When an infection invades your body, your immune system mounts a response. Part of that response is to raise your body’s core temperature. This rise in temperature makes your body a less favorable environment for those invading germs.
However, illnesses are not the only reasons you can get a fever. Your body temperature will rise if you’re experiencing a heat-related illness, going through alcohol withdrawal or abusing amphetamines.
Should I use a fever reducer?
Since fevers have a purpose, is it necessary to take medication to bring them down? This is a common question among doctors and patients. According to Mayo Clinic, a fever of up to 102 degrees doesn’t require medication to reduce it. Simply rest and make sure you get plenty of fluids, because fevers can cause you to become dehydrated.
If your temperature is above 102 degrees, you can use medication like acetaminophen or ibuprofen to reduce it if you’re uncomfortable.
If you’re uncomfortable, but don’t want to take medication, you can try bringing down your fever by taking a cool bath or shower or placing cool cloths on your skin. Drinking plenty of cool liquids also may help.
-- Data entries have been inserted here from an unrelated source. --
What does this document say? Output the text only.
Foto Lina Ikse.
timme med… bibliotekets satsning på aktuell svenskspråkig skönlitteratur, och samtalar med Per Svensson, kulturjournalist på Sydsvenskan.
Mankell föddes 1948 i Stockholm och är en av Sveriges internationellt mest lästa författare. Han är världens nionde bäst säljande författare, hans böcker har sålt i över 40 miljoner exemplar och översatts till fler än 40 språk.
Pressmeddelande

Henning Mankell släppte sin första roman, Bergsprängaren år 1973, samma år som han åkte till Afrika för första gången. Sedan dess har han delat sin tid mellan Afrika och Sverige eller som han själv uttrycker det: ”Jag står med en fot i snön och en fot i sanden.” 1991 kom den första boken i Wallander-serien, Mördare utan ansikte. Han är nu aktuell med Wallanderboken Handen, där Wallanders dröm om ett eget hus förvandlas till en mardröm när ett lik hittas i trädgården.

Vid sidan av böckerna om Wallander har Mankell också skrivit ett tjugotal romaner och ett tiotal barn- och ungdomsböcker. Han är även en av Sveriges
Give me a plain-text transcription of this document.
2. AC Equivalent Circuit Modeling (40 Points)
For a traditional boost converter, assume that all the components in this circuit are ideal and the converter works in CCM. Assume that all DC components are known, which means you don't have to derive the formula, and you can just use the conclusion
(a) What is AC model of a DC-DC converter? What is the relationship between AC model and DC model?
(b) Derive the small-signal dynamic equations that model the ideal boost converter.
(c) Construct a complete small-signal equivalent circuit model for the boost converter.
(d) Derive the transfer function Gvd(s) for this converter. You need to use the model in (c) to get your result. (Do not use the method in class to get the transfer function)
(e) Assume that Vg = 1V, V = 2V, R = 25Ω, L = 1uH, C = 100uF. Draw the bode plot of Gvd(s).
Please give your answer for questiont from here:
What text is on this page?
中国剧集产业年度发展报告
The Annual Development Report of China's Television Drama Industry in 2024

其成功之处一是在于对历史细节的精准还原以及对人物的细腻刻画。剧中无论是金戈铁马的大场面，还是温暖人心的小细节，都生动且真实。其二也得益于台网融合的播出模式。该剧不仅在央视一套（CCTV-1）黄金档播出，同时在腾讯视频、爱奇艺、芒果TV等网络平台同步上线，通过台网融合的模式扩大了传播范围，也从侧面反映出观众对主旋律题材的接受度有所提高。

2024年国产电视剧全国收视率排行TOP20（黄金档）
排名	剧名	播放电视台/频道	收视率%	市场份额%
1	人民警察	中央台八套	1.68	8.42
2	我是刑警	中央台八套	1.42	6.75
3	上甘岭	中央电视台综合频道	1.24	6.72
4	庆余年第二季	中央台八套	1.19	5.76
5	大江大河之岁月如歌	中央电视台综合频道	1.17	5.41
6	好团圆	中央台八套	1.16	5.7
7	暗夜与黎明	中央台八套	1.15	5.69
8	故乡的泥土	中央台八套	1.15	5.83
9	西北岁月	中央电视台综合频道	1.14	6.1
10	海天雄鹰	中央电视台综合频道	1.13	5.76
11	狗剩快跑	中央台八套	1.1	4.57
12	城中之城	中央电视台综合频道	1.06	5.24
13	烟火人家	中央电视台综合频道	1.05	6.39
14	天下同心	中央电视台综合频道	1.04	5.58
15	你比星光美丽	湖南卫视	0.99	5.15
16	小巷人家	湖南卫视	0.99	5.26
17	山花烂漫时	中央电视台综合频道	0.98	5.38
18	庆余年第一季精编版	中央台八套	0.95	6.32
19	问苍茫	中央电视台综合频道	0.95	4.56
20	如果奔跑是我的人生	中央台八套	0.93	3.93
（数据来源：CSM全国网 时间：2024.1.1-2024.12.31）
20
But if you’re experiencing a fever related to a heat illness, using a fever-reducing medication won’t help. To bring down body temperature in this case, your body needs to be cooled quickly. This is usually done by removing the person’s clothes, placing cool cloths on his or her body and placing fans near him or her.
When should I see a doctor?
If your fever does not respond to medication, is consistently above 103 degrees or lasts for more than three days, see your doctor.
Seek emergency medical care if you:
- Have a temperature of 105 degrees of higher
- Are experiencing confusion or excessive sleepiness
- Have a stiff neck and headache
- Are experiencing symptoms of heat illness but are not sweating
Most of the time, a fever is our body’s way of protecting itself against harmful invaders, and treating it will have no ill effects on your body or how long your illness lasts. If you have questions about your fever, talk to your doctor.